S’il est incontestable que le nomade maîtrise bien l’espace et en domine, hautement, les multiples vicissitudes, il l’est de même que le temps lui a toujours échappé et qu’il y a longtemps que les bédouins se sont résignés à traiter avec cette dimension de la vie comme un adversaire certes redoutable et imprévisible ( Ezzemenghaddar = le temps est imprévisible) mais facile à dompter.
Le poème Hassaniyya reflète bien la réserve, voire la méfiance avec lesquelles ils considèrent Ezzemen et qu’ils expriment, entre autres périphrases et tournures allusives, par une fière indifférence vis à vis des déterminations temporelles voire leur occultation pure et simple y compris dans la vie quotidienne – oh combien dominée par le temps pourtant !. Au niveau du discours, cela se traduit toujours par l’usage de dateurs peu précis (pour le public s’entend) pour situer les événements : « L’année de mon arrivée », « Je sais un jour », « Je sais une certaine nuit »…La détermination temporelle est souvent éclipsée par la précision de la détermination spatiale, si cette dernière n’est pas tout simplement substituée à elle.
Dans le poème de M’hamed Ould Ahmed Youra intitulé « Je sais une certaine nuit… », la seule indication de temps est «une certaine nuit » ; expression rendue imprécise à cause, notamment, de la présence de la double indéfinition « une certaine ». Elle ne permet donc nullement de dater avec exactitude la scène évoquée par le poète. En fait, de « nuits » semblables, M’hamed Ould Ahmed Youra a dû en passer plusieurs.
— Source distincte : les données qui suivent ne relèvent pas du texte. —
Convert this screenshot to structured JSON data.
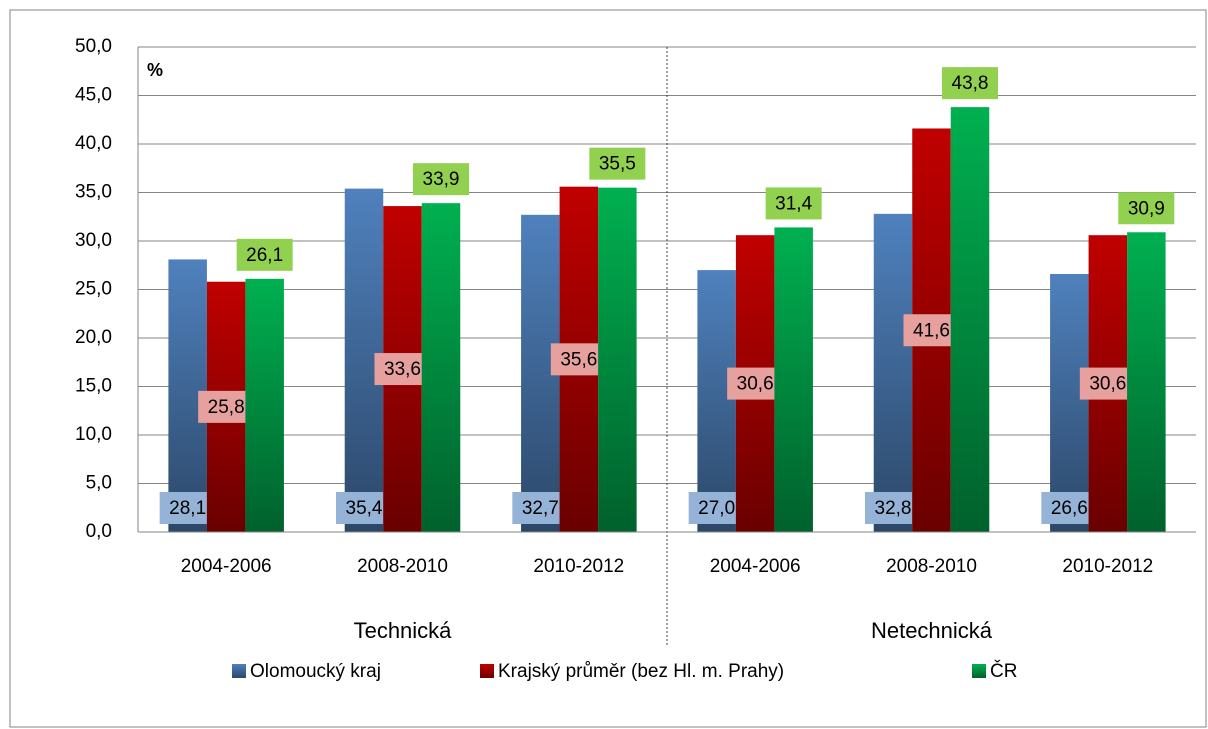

Par contre, le lieu où se déroule la scène est défini avec une précision qui ne laisse personne se perdre : « Dans le petit bosquet d’euphorbes » situé lui-même entre » les deux Djigueynat ». N’importe quel connaisseur de la région de l’Iguidi au Trarza pourrait, aujourd’hui encore (peut-être), retrouver l’emplacement même où Ould Ahmed Youra contemplait cet éclair intermittent. La datation de la scène est donc supportée ici par le lieu où elle se déroule. Le temps a fui, il a « pris la forme de l’espace » dirait Proust. Ce dernier, lui, est resté gravé dans la mémoire du poète associé aux souvenirs réveillés par l’éclair intermittent. Les noms de lieux cités ici ont une fonction uniquement « localisante ». On ne compte pas les poèmes maures où les lieux ne remplissent que cette fonction (…). Mais l’accumulation de noms de lieux à fonction localisante sert pour l’auteur d’exutoire et transporte son imagination dans des contrées (et des moments) connus mais lointains. Leur énumération donne l’illusion de parcourir ces contées et de les habiter à nouveau.
A côté de ce rôle de repères, de situants spatiaux d’événements ou de souvenirs, les lieux en poésie maure servent aussi à « jalonner » un parcours, une randonnée chamelière ou tout simplement un mouvement de l’âme émue évoquant la bien-aimée et, par association, les endroits qui lui sont rattachés.
M’Hamed Ould Ahmed Youra dit :Il n’y a aucun mal à se rendre d’ici à Moughya, ni à traverser avant la dune de El Mared empruntant les passages Jusqu’à atteindre le niveau où la butte de sable mincit. Il n’y a pas de mal non plus à passer par El Meimoune, Fkeyrinat et Ma Yendhâg. Au contraire, cela fait du bien. Ici, le poète effectue un voyage par la mémoire et les noms de puits, de grands ergs et autres lieux du souvenir sont les repères de ce parcours. On est là en présence de la même opération mnémonique qui se trouve à l’origine de l’évocation de « l’Enclos de Val » et du « puits des Amneich » dans le premier poème de l’auteur cité ici. Ce sont l’éclair et le vent du sud qui déclenchent la rétrospection par association d’idées ; une sorte de navigation de l’imaginaire poétique à rebrousse-la mémoire.